Na manhã deste sábado (29), o baiano Isaquias Queiroz, de 32 anos, conquistou mais uma medalha de ouro para o Brasil. Em prova realizada em Poznan, na Polônia, o atleta brasileiro venceu a prova do C1 500m em um tempo de 1m46s08 e subiu no pódio na primeira posição. As medalhas de prata e bronze ficaram com o tcheco Martin Fuska e o chinês Bowen Ji, respectivamente.

A conquista deste domingo é a 15ª na carreira do atleta em mundiais, o baiano acumula no total oito medalhas de ouro, uma de prata e seis de bronze.
“Estou muito feliz, campeão mundial novamente, quatro vezes campeão do C1 500. É continuar treinando porque o foco é Los Angeles. Hoje eu vim com tudo. não fizemos uma preparação ideal, longe de mim dar desculpas. Vida de atleta é assim, um ano a gente está bem, dois anos a gente está mal. Um dia ruim, um ano ruim, não quer dizer que eu seja ruim.
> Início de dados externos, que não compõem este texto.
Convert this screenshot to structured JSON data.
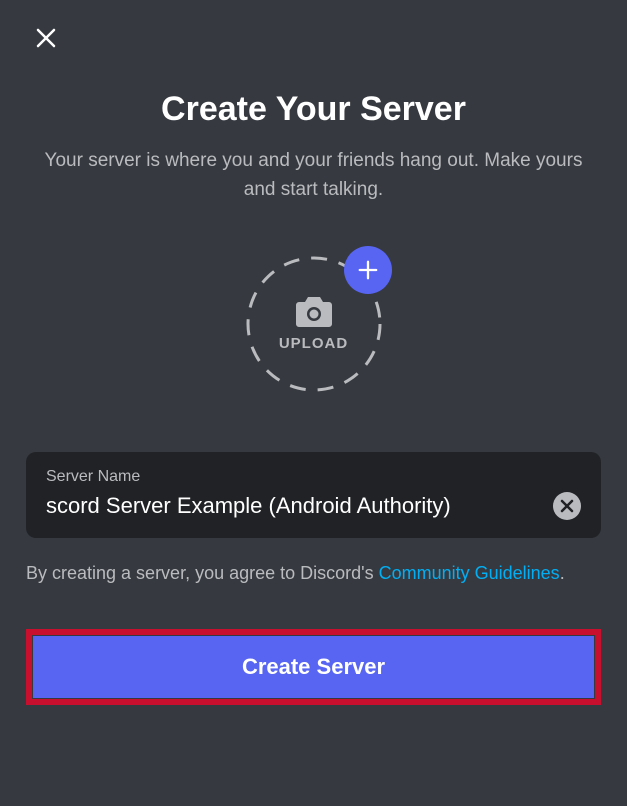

A gente se preparou como dava, sabíamos que o C1 1000m seria muito difícil competir com o Fuksa, admiro muito ele pela dedicação que tem nos treinamentos. Esse ano foi diferente, estou feliz com a medalha de ouro. O objetivo maior era somar a pontuação. A medalha que queríamos era essa do C1 500m e manter a pontuação máxima para não nos distanciarmos dos adversários. A gente continua em segundo lugar no ranking mundial”, afirmou.
Além disso, o baiano falou sobre a sua estratégia para conquistar a disputa, afirmando que foi fundamental o controle do ritmo no meio da prova para possibilitar a explosão no momento final, o que acabou sendo um fator de grande importância para que ele superasse o Fuska nos últimos momentos para faturar a medalha de ouro.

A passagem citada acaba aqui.